My sister was given the option of a tracheostomy, but my sister’s husband decided not to proceed and opted for palliative care and let her die. Intensive care told her that she would be in intensive care with no option to live. Wow, what a powerful but also very sad story.

And well, quite frankly, your sister could have gone home with Intensive Care at Home. I mean, we’ve got so many clients at home with Intensive Care at Home that are on CPAP, with a tracheostomy, with COPD. And it sounds to me like if she had metabolic acidosis, that the CPAP was not sufficient to get her carbon dioxide down sufficiently enough to get rid of the metabolic acidosis. So, it could have been also respiratory acidosis in this situation, especially with COPD. Now, we would need to look at the medical records to establish that. But one way or another, your sister could have gone home with Intensive Care at Home.

Again, this comes back to what I’ve been saying for a decade now that the biggest challenge for families in intensive care is that they don’t know what they don’t know. They don’t know what to look for. They don’t know what questions to ask. They don’t know their rights and they don’t know how to manage doctors and nurses in intensive care.

And therefore it leaves them with not making informed decisions and there’s plenty of intensive care units out there as well who don’t know that Intensive Care at Home is even a thing that we even exist. So again, also comes back to intensive care units not knowing what they don’t know.

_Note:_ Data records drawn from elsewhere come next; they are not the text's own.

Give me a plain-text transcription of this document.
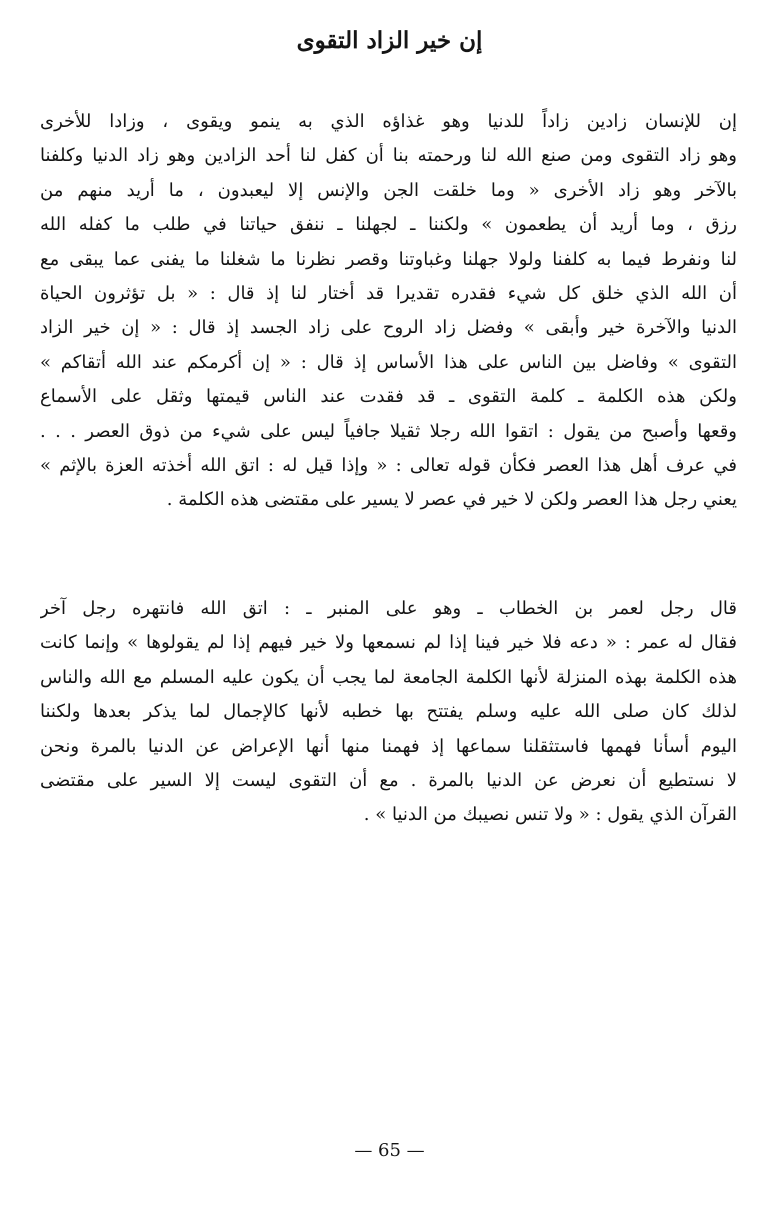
إن خير الزاد التقوى

إن للإنسان زادين زاداً للدنيا وهو غذاؤه الذي به ينمو ويقوى ، وزادا للأخرى
وهو زاد التقوى ومن صنع الله لنا ورحمته بنا أن كفل لنا أحد الزادين وهو زاد الدنيا وكلفنا
بالآخر وهو زاد الأخرى « وما خلقت الجن والإنس إلا ليعبدون ، ما أريد منهم من
رزق ، وما أريد أن يطعمون » ولكننا ـ لجهلنا ـ ننفق حياتنا في طلب ما كفله الله
لنا ونفرط فيما به كلفنا ولولا جهلنا وغباوتنا وقصر نظرنا ما شغلنا ما يفنى عما يبقى مع
أن الله الذي خلق كل شيء فقدره تقديرا قد أختار لنا إذ قال : « بل تؤثرون الحياة
الدنيا والآخرة خير وأبقى » وفضل زاد الروح على زاد الجسد إذ قال : « إن خير الزاد
التقوى » وفاضل بين الناس على هذا الأساس إذ قال : « إن أكرمكم عند الله أتقاكم »
ولكن هذه الكلمة ـ كلمة التقوى ـ قد فقدت عند الناس قيمتها وثقل على الأسماع
وقعها وأصبح من يقول : اتقوا الله رجلا ثقيلا جافياً ليس على شيء من ذوق العصر . . .
في عرف أهل هذا العصر فكأن قوله تعالى : « وإذا قيل له : اتق الله أخذته العزة بالإثم »
يعني رجل هذا العصر ولكن لا خير في عصر لا يسير على مقتضى هذه الكلمة .

قال رجل لعمر بن الخطاب ـ وهو على المنبر ـ : اتق الله فانتهره رجل آخر
فقال له عمر : « دعه فلا خير فينا إذا لم نسمعها ولا خير فيهم إذا لم يقولوها » وإنما كانت
هذه الكلمة بهذه المنزلة لأنها الكلمة الجامعة لما يجب أن يكون عليه المسلم مع الله والناس
لذلك كان صلى الله عليه وسلم يفتتح بها خطبه لأنها كالإجمال لما يذكر بعدها ولكننا
اليوم أسأنا فهمها فاستثقلنا سماعها إذ فهمنا منها أنها الإعراض عن الدنيا بالمرة ونحن
لا نستطيع أن نعرض عن الدنيا بالمرة . مع أن التقوى ليست إلا السير على مقتضى
القرآن الذي يقول : « ولا تنس نصيبك من الدنيا » .

— 65 —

So it comes back to education, knowing what your rights are, knowing about treatment options and acting on them, and in some instances, we also provide palliative care, end of life care at home. So sometimes as much as we improve quality of life for our clients and their families, we also improve quality of end of life.

That’s a real term and it’s a real thing. Who wants to die in an ICU if they can pass away at home in a much nicer, family-friendly and holistic environment? Makes perfect sense, doesn’t it?